János Kornai of Harvard University provides his personal perspective of transition as an organic, often trial-and-error, process that should not be rushed. Two of the architects of transition in their countries provide their own distinct perspectives. Leszek Balcerowicz discusses the Polish experience and Einars Rep˜se, that of Latvia. The daunting challenges facing President Putin of Russia are discussed by Andrei Nesterenko of the Russian Academy of Sciences. Other articles on the general theme of transition describe how some transition economies are preparing for accession to the European Union, how transition economies should adapt their institutions to the new financial architecture, the challenge of building treasury systems in such economies, and the distinct situations of the Central Asian economies and Mongolia.

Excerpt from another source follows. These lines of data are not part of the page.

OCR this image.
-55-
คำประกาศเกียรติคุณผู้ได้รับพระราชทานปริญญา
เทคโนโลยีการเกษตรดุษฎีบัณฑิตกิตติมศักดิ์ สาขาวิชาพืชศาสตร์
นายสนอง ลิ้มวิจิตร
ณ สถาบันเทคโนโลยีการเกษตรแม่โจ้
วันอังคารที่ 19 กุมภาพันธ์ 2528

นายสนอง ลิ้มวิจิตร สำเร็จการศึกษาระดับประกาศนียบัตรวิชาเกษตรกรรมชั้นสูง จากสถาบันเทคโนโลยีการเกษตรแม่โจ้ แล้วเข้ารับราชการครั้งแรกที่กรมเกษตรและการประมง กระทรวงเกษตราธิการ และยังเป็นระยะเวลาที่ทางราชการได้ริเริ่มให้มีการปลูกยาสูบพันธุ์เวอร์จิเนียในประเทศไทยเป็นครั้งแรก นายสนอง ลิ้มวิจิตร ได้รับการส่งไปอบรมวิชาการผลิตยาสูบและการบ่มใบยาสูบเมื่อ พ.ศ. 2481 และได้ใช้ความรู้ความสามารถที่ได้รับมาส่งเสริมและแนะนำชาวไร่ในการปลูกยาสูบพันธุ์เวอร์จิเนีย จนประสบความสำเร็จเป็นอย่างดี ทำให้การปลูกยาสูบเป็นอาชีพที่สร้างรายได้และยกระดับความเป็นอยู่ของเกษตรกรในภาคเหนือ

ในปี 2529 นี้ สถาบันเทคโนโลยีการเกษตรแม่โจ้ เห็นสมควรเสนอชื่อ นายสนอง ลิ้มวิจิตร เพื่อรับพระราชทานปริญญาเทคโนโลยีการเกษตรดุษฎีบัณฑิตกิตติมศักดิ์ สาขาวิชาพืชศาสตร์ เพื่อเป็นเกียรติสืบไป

Enzo Croce and Mohsin Khan take a look, in their article, at how developing countries may often benefit from using inflation targeting as a basis for their monetary policy—an approach that has had considerable success in industrial countries. Paul Hilbers, Russell Krueger, and Marina Moretti explain how what are called macroprudential indicators may be used to measure the vulnerability of banking systems to crisis and how they relate to ongoing work on strengthening the international financial architecture.

In the final article of this issue, Mary Locke takes a look at the lively debate in the U.S. Congress in 1997-98 over funding the IMF and asks how it was that, despite the very vocal opposition, full funding was finally approved.

* * *

As an innovation, we are including in the center of this issue a special supplement of topical material and items relating to the work of the IMF. This includes an overview of recent economic developments in the Czech Republic, which is the setting for this year's Annual Meetings of the IMF and World Bank; highlights of the forthcoming World Economic Outlook and International Capital Markets reports; and an outline of some of the items on the agenda for the Annual Meetings.